Disjoint-union partial algebras

TL;DR

This paper characterizes classes of disjoint-union partial algebras of sets and functions, providing recursive axiomatizations, proving non-finite axiomatizability in general, and identifying conditions for finite axiomatization when intersection is included.

Contribution

It offers the first-order axiomatization of disjoint-union partial algebras, explores their properties under various signatures, and establishes finite axiomatizability with intersection.

Findings

Classes are recursively axiomatizable but not finitely axiomatizable without intersection.

Adding intersection makes classes finitely axiomatizable.

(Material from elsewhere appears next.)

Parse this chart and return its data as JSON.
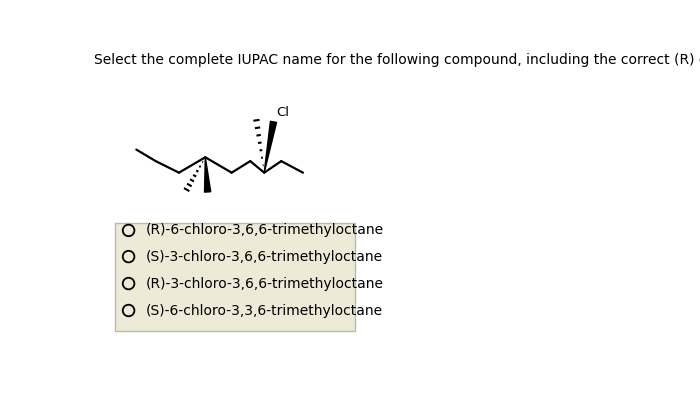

Certain classes are not closed under elementary equivalence.

Abstract

Disjoint union is a partial binary operation returning the union of two sets if they are disjoint and undefined otherwise. A disjoint-union partial algebra of sets is a collection of sets closed under disjoint unions, whenever they are defined. We provide a recursive first-order axiomatisation of the class of partial algebras isomorphic to a disjoint-union partial algebra of sets but prove that no finite axiomatisation exists. We do the same for other signatures including one or both of disjoint union and subset complement, another partial binary operation we define. Domain-disjoint union is a partial binary operation on partial functions, returning the union if the arguments have disjoint domains and undefined otherwise. For each signature including one or both of domain-disjoint union and subset complement and optionally including composition, we consider the class of partial algebras isomorphic to a collection of partial functions closed under the operations. Again the classes prove to be axiomatisable, but not finitely axiomatisable, in first-order logic. We define the notion of pairwise combinability. For each of the previously considered signatures, we examine the class isomorphic to a partial algebra of sets/partial functions under an isomorphism mapping arbitrary suprema of pairwise combinable sets to the corresponding disjoint unions. We prove that for each case the class is not closed under elementary equivalence. However, when intersection is added to any of the signatures considered, the isomorphism class of the partial algebras of sets is finitely axiomatisable and in each case we give such an axiomatisation.